J’ai vu tout de suite que le médecin s’imaginait que je jouais les débiles pour être réformé. Néanmoins il a répondu.

– Sur quel plan vous voyez la lune et le soleil ? Lequel est devant, lequel est derrière la tour ?

– Les trois sur le même plan !

– Bon, arrêtez de faire l’imbécile et de vous foutre de moi.

– Mais je ne fais pas l’imbécile ! Je suis amblyope, je ne vois que de l’œil droit.

Tests complémentaires, suivis de la conclusion :

– Bon, on ne va pas vous réformer pour ça puisque de toutes façons vous ne ferez pas l’armée. Vous allez enseigner, vous allez faire un beau voyage, et… Au suivant ! Comme chantait Jacques Brel.

Troisième surprise.

A mon arrivée, on m’a affecté dans un lycée qui manquait de prof d’espagnol et, bien que je sois parti en tant que prof de français, c’est l’espagnol que j’ai enseigné.

Mais je n’ai guère profité de mon séjour pour y faire du tourisme, n’ayant pas de moyens de locomotion, pas de permis de conduire à cette époque, et pas trop d’argent non plus en tant que militaire. Je n’ai découvert que quelques plages et, quand même, l’incontournable Soufrière.

La soufrière

La fin du séjour

J’ai quitté cette île, déçu, au bout d’un an.

Heureux de rentrer en France, j’ai boudé la Guadeloupe pendant plus de 30 ans.

J’y suis retourné de manière fortuite, un peu sur un coup de tête. Et cette fois-là, j’ai découvert une île enchanteresse avec toutes ses petites sœurs satellites : Les Saintes, Marie Galante, La Désirade.

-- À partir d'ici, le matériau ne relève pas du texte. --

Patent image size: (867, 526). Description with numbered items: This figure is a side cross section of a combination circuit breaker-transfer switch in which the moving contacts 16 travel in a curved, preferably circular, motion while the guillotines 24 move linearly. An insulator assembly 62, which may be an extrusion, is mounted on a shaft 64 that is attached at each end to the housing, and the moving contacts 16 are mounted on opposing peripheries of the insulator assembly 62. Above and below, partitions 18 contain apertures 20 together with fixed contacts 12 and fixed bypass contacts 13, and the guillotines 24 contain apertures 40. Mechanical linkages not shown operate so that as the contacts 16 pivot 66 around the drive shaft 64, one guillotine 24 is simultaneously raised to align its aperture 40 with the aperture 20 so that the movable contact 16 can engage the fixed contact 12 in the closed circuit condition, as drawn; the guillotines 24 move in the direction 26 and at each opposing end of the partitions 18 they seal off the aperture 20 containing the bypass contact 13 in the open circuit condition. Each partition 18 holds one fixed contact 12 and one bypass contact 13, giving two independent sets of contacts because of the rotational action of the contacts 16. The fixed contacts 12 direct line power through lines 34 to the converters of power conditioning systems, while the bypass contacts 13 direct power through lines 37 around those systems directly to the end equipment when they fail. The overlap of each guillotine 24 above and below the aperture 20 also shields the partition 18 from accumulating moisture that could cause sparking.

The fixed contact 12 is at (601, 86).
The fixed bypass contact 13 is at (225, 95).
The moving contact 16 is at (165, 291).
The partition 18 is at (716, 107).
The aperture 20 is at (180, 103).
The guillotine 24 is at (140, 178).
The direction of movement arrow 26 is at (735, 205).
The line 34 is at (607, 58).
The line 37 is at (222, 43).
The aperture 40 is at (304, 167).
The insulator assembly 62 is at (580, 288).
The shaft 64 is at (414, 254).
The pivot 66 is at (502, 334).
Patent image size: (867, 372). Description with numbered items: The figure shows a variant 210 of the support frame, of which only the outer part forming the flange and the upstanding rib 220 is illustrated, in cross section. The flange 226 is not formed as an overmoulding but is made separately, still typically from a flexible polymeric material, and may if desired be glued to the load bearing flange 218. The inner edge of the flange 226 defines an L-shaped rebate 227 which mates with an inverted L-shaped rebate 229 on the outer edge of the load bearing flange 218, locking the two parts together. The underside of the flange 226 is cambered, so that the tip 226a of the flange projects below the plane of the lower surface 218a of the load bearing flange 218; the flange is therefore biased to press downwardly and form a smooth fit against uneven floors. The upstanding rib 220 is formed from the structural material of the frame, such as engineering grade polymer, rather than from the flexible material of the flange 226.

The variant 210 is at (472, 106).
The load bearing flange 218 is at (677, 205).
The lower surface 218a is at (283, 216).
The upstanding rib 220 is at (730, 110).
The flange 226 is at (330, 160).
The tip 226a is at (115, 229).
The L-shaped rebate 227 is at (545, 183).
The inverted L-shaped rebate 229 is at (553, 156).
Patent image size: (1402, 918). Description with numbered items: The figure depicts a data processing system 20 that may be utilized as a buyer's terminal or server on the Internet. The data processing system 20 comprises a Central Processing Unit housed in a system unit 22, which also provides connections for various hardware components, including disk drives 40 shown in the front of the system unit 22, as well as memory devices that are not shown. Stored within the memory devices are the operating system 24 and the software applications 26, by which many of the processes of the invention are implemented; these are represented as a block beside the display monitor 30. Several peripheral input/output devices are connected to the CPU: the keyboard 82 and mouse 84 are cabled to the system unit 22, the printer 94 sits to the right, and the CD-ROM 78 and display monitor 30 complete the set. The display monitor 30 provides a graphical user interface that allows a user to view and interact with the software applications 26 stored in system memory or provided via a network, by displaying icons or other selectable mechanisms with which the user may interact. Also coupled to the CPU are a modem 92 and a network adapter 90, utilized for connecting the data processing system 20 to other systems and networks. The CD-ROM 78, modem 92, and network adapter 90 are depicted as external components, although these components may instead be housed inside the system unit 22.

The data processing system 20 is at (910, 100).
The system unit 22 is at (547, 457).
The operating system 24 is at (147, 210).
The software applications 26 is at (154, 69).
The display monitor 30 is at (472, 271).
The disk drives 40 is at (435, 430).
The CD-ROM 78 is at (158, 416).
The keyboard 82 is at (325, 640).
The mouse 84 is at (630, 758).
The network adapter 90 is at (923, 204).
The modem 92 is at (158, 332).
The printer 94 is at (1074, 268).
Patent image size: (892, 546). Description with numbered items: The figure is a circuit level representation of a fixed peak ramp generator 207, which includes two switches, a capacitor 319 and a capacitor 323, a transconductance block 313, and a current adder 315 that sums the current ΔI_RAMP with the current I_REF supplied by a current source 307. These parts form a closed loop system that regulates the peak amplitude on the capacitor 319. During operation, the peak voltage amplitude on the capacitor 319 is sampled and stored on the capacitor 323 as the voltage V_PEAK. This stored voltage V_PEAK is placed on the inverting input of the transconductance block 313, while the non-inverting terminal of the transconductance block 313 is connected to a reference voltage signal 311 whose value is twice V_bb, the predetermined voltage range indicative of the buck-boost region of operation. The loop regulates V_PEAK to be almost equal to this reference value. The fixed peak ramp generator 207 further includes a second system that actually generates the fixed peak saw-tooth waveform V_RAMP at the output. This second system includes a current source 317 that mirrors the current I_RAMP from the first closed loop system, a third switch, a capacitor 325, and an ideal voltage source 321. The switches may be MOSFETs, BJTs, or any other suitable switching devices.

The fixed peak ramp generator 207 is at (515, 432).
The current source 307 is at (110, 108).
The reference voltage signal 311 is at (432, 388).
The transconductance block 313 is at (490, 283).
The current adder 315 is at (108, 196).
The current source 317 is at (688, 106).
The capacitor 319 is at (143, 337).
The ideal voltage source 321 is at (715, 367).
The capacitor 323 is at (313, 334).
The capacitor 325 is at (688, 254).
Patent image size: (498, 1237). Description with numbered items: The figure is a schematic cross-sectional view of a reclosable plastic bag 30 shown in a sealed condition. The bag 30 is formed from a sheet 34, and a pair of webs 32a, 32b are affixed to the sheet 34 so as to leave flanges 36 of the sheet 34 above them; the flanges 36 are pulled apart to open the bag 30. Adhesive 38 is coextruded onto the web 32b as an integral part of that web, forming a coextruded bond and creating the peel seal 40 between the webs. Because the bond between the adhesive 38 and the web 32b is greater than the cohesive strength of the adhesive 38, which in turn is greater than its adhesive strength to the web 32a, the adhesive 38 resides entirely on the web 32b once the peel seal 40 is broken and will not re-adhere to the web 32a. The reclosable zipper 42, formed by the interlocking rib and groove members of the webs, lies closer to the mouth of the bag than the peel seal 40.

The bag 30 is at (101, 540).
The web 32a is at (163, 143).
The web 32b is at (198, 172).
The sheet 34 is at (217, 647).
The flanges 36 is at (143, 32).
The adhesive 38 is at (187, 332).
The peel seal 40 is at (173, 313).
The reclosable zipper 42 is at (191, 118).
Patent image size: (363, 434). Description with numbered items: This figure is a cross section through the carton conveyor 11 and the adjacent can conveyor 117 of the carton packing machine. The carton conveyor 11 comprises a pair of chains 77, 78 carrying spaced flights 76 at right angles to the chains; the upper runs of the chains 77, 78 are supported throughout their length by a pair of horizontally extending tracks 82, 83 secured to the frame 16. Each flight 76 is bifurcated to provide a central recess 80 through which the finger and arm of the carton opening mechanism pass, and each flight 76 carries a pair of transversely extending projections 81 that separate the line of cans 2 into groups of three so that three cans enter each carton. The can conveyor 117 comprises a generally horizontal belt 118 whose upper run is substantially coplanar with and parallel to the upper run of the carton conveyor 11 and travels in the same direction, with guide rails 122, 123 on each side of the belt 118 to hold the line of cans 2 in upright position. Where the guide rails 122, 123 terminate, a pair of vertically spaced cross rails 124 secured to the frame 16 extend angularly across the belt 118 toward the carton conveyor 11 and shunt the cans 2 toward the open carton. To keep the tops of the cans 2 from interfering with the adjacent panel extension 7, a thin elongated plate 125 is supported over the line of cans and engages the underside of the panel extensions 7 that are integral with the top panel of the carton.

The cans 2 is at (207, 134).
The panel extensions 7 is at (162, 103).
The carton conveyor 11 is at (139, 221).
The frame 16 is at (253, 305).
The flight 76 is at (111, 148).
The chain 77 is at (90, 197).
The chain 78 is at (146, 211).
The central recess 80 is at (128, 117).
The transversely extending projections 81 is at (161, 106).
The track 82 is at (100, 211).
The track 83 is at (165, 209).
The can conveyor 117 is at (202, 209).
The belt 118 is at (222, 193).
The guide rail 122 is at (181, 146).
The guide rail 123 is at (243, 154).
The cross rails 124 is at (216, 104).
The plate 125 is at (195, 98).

Je me suis initié à la plongée sous-marine, j’ai crapahuté un peu partout, découvert aussi les trésors à foison de ses fleurs et ses fruits, les cachalots, baleines à bosse, orques et autre bébêtes sympathiques… Ou moins, comme les moustiques, les abominables blattes, et les ÉNORMES scolopendres de vingt centimètres de long.

Et puis, après ces heureux et enchanteurs longs séjours en Guadeloupe pendant quelques années, j’ai découvert l’Inde et je n’y suis plus retourné.

Je reviendrai plus tard sur mes voyages en cargo pour me rendre dans l’Ile d’Émeraude, et dont je garde aussi un souvenir inoubliable.